STAT News has reported on alternative sleep apnea treatments. However, some of the most influential and informative news outlets in the world have published article after article on all problem, no solution. Appallingly, an October 2022 Associated Press article cited a physician who said that “most patients are better off using a recalled device because the risks of untreated sleep apnea still outweigh the potential harms of the disintegrating foam.”

With information like that coming from trusted institutions in journalism, one might think CPAP was the only sleep apnea treatment on earth. One would be mistaken. While CPAP is highly efficacious, compliance is an issue, as many find it intolerable; it is noisy and uncomfortable for many patients and their bed partners, leading 15% of patients to abandon CPAP after one night and 50% within one year. Thankfully, we live in a golden age of healthcare innovation and in the last decade, that ingenuity has accelerated in the sleep sector as more innovators recognize the need for alternatives to CPAP.

Many patients who have tried and failed CPAP have access to Hypoglossal Nerve Stimulation (HGNS). HGNS treats sleep apnea with a surgically implanted medical device that stimulates the hypoglossal nerve – a motor nerve stimulating several tongue muscles – in a rhythm matching a patient’s breathing. In addition to requiring surgery, this therapy’s major shortcoming is that it is only for patients with moderate to severe cases and with a body mass index of 32 or less, which may exclude many potential patients as sleep apnea affects 45% of obese adults.

Many patients also have access to Oral Appliance Therapy (OAT), which addresses the adherence issues associated with CPAP. These oral devices reposition and stabilize a patient’s jaw during sleep, improving airflow and helping them sleep uninterrupted. Since 2015, the American Academy of Sleep Medicine and the American Academy of Dental Sleep Medicine (AADSM) have recommended that sleep physicians consider OAT for mild to moderate sleep apnea patients who refuse CPAP or cannot tolerate it. More recently and in direct response to the CPAP recall, the AADSM has urged members to adopt OAT. As a result, it is growing in popularity.

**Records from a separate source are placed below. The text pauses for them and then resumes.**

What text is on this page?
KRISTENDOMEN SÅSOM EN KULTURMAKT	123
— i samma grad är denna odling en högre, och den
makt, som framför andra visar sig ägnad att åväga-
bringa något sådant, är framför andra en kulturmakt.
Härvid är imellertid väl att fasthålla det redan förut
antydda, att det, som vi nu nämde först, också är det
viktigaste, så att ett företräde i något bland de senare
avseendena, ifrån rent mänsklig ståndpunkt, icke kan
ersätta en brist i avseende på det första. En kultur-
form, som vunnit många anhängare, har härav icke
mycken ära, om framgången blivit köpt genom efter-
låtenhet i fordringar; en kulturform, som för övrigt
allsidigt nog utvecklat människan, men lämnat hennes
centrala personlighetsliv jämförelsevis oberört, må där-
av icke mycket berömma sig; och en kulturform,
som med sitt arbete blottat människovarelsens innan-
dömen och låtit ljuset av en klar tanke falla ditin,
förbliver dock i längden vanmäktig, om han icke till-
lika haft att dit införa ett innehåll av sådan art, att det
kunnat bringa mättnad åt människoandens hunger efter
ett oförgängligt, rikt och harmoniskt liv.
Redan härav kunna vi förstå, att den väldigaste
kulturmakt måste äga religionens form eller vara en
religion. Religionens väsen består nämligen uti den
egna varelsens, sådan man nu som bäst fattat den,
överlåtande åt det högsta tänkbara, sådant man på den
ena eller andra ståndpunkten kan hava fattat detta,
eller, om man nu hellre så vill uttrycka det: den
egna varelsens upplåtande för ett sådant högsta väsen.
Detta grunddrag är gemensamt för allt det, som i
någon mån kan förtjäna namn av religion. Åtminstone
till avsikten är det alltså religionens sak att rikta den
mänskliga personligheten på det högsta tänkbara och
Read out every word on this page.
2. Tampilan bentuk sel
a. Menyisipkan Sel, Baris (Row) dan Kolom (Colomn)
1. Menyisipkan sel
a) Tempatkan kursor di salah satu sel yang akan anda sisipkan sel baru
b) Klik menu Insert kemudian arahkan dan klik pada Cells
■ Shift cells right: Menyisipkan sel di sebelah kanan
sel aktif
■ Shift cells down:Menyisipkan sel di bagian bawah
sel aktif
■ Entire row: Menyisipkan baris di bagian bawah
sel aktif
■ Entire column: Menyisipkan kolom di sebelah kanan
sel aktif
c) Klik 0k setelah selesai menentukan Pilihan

These potentially transformational alternatives to CPAP are efficacious, effective and clinically validated. While they are used by hundreds of thousands of patients in the U.S. alone, many more people are unaware of them. Many in this unaware category are CPAP users whose overall health and quality of life could improve from these treatments. Yet, they may worry these alternatives are not available to them. Should patients consult their doctors, they will find that all of these options are FDA-approved and are covered by insurance in most instances.

Now imagine that in the aforementioned hypothetical automobile recall, the media dedicated its energy almost entirely to reporting on the worsening problem without making viewers aware of potential solutions. That is exactly where we are with the CPAP recall. It is time for the trusted media at large to start reporting on the problem and the solution, rather than just the former. No more “dead-end” media coverage of the CPAP recall; start pointing patients in the right direction.